Carrying out this sort of dialogue does not diminish the difficulty of the dilemma. On the contrary, the stakes remain high, since refusing to perform the procedure may result in future harm to the patient if she develops complications by having the procedure performed in her homeland. But this potential harm must be viewed in the context of the patient-physician relationship, since performing the procedure will not only affect the individual patient's health, but alter the patient-physician dynamic overall.

Performing FGM sets a dangerous precedent in the professional relationship and may obligate the physician to provide future interventions that he or she considers improper, frivolous, or harmful.17 Physicians ultimately gain credibility by refusing to provide services that they deem unnecessary and detrimental, such as prescribing antibiotics for viral infections, even if their patients demand them. In addition, physicians who perform FGM, even while attempting to persuade patients otherwise, implicitly sanction the practice. While cultural relativists argue that a detached, nonjudgmental stance allows physicians to shift the ethical burden onto their patients, experience shows that this moral distance is artificial and impossible to maintain.18 The patient-physician relationship is based on a patient's trust that the physician is committed to the patient's best interest. When the physician compromises this commitment explicitly by providing medically unnecessary procedures, or implicitly by offering such services, the relationship suffers.
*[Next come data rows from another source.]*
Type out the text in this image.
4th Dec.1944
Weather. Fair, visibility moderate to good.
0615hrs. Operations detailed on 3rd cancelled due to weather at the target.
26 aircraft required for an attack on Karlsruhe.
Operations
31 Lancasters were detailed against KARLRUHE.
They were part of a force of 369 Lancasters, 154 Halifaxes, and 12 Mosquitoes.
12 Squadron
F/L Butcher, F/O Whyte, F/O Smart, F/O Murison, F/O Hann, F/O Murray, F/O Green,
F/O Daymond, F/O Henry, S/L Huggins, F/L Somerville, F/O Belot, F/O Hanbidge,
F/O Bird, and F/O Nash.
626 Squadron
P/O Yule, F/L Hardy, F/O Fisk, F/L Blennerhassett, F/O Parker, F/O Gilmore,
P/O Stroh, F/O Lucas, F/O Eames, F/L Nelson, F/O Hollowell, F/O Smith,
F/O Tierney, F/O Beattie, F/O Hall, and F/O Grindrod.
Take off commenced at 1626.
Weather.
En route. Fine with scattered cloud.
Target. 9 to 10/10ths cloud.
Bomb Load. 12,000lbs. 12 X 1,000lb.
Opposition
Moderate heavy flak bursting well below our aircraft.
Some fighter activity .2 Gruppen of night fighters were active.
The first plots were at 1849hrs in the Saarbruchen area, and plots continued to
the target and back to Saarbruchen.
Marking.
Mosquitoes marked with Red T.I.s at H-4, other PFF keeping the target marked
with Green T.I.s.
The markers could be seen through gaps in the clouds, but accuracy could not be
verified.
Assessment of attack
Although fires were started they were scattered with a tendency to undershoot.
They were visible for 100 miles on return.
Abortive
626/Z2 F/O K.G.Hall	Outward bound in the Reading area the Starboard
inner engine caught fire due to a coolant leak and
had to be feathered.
The central ethical tool for difficult decisions is the dialogue itself, for it acknowledges the need of both individuals to learn from one another. Physicians must listen to their patients and attempt to enter into their patients' framework of values as much as possible. In this context of shared moral reasoning, they can learn from the insights of their patients while contributing their own perspectives. By combining humility, respect, and commitment to the patient's good, a physician can remain true to the principles of multiculturalism and justice while maintaining an ethically sound position.